Summary: Do not agree to sell or trade equity in your company until you have vetted your prospective investors.

Recently I attended a board meeting with the president of a growing Maine company and several of its new board members. Some board members attended via phone conference from other states. One crucial agenda item was evaluating the completed initial angel investment round and determining the company’s immediate capital needs as it moves toward a public securities offering – otherwise known as “taking the company public.” However, the president was exasperated throughout the meeting as he wrestled with this thought: “I gave away 20% of my company to a couple of crooks (or at best, quasi-crooks), and I cannot get rid of them any time soon.”

At the board meeting, one of the company’s new shareholders, a financial consultant from New York City, attended via phone conference to provide insights on raising private capital from investors to carry the company for the next several months.
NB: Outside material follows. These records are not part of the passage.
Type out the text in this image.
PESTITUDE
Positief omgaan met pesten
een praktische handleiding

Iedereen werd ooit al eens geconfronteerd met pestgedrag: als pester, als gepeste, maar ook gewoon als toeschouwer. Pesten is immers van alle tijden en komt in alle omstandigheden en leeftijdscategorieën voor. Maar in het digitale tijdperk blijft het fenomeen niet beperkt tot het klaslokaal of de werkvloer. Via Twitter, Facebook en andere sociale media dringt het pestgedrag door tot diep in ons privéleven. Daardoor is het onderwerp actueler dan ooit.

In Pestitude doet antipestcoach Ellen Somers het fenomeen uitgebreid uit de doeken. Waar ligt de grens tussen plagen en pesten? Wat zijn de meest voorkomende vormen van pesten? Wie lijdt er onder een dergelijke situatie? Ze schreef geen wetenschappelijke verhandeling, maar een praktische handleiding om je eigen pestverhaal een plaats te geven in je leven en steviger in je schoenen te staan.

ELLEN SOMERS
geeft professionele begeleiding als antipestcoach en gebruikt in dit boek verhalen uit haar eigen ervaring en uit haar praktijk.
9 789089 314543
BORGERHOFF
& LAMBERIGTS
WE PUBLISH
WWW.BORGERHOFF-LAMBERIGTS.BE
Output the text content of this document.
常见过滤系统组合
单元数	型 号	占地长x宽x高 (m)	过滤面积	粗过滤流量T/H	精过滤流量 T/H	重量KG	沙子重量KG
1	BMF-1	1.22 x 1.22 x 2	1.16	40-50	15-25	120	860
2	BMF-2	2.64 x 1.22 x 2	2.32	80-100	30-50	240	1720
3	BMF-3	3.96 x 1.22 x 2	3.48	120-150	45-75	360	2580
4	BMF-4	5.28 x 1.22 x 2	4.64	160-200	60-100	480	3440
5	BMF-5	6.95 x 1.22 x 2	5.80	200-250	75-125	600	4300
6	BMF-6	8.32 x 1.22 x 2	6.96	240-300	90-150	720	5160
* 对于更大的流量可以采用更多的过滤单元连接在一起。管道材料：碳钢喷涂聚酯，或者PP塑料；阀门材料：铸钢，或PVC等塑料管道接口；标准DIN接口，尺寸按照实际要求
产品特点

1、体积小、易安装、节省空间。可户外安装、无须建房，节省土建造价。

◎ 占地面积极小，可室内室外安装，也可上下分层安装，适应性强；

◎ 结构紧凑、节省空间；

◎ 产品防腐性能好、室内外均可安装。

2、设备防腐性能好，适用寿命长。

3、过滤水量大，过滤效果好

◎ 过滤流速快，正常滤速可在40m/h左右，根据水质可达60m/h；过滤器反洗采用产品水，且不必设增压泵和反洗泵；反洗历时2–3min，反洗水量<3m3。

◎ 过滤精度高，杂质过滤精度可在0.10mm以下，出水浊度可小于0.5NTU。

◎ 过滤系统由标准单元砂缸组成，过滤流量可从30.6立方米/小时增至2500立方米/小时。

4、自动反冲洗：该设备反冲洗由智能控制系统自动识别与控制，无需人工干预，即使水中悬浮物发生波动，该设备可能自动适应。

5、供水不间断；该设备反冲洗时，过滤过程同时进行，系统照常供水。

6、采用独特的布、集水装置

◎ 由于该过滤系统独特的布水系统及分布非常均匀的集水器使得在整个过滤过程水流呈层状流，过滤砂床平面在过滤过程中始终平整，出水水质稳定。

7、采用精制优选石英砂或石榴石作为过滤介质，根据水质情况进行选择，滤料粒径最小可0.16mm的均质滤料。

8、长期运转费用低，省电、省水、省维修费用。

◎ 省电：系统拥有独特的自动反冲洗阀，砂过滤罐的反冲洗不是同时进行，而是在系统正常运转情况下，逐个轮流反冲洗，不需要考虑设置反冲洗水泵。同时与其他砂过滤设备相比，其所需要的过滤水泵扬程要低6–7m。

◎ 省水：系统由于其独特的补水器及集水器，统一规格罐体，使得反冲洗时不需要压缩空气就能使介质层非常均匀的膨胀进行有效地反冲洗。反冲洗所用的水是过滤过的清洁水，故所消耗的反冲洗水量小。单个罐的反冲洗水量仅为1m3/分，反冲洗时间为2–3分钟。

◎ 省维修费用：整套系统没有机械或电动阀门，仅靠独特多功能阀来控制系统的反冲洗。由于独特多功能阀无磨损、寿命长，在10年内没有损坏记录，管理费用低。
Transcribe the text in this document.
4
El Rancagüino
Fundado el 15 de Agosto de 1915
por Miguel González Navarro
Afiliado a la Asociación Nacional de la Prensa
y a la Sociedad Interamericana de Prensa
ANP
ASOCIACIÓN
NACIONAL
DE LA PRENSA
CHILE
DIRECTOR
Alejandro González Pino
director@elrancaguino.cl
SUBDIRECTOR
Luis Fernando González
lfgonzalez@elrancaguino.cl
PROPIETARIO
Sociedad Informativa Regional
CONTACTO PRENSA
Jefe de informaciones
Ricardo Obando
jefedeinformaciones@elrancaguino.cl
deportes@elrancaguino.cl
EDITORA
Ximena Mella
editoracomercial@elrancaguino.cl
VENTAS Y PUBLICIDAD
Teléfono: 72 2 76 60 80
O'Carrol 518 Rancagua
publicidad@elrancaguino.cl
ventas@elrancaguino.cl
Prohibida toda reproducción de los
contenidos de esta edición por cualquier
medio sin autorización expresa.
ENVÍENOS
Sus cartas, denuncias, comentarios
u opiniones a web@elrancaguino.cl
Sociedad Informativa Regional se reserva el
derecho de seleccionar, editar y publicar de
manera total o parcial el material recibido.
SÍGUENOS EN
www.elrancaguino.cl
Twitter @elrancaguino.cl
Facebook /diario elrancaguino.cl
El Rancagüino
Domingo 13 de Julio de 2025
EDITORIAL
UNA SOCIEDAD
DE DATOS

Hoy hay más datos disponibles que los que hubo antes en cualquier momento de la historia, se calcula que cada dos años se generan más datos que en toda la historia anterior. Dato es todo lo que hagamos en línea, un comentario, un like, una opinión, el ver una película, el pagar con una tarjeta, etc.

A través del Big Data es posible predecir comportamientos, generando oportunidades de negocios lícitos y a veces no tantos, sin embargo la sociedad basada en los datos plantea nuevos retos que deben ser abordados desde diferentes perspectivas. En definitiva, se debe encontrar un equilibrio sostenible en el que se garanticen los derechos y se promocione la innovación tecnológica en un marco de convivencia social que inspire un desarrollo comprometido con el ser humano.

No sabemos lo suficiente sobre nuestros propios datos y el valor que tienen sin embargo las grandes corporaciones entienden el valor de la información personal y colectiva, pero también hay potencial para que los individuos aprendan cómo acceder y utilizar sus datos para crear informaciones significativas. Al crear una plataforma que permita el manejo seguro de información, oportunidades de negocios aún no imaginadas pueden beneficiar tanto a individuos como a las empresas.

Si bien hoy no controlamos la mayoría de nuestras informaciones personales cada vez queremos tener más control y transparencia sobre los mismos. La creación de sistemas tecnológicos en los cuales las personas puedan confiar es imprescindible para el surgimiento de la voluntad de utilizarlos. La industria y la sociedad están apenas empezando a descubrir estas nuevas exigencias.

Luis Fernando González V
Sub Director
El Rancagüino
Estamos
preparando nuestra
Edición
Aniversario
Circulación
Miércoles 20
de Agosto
In essence, he was reprising his role from the initial angel investment round. This new shareholder and his business associate, also a new shareholder, had each become involved with the company and facilitated the initial round of financing by introducing their investor contacts to the company. As a result, the company raised approximately $275,000 from investors, and the investors received approximately 6% equity in the company.  The successful financing round established the value of the company at approximately $5,000,000.  For this service each of the business consultants required a 10% equity stake in the company plus warrants for additional shares if the company went public. The president agreed to this arrangement for three reasons: (1) the company needed funds, (2) the president trusted that these men could help his company, and (3) the president did not consult an attorney to determine whether this service-for-equity arrangement was reasonable or legal.

In retrospect, the president recognized his errors and continued to stew. By signing a vague two-page consulting agreement that was purposely drafted by the consultants to fall within a gray area of federal securities laws, he had granted each of these men a 10% interest in his company, even before they had helped raise capital for the company. He could have ended up with no investor funds and two unfamiliar minority shareholders with large minority stakes in the business. At least he received some funds, but at what cost? At a $5,000,000 company valuation, these consultants received in excess of $1,000,000 in value for helping the company raise $275,000, and if the company went public, the value of their shares could increase significantly. The president failed to conduct due diligence on these new investors before he agreed to their help. After receiving the investor funds, he learned that one of the consultants’ businesses was shut down for fraudulent activities 15 years ago by the New York Attorney General. And now this consultant was an entrenched shareholder. What would the future hold? Uncertainty, at best.

The president did not try to hide his displeasure. He was furious but stuck, and he was frustrated with himself for initially proceeding without adequate legal counsel or due diligence on his prospective investors. He was especially perturbed at those financial consultants who became owners without providing any investment funds to the company or putting much “skin” in the game.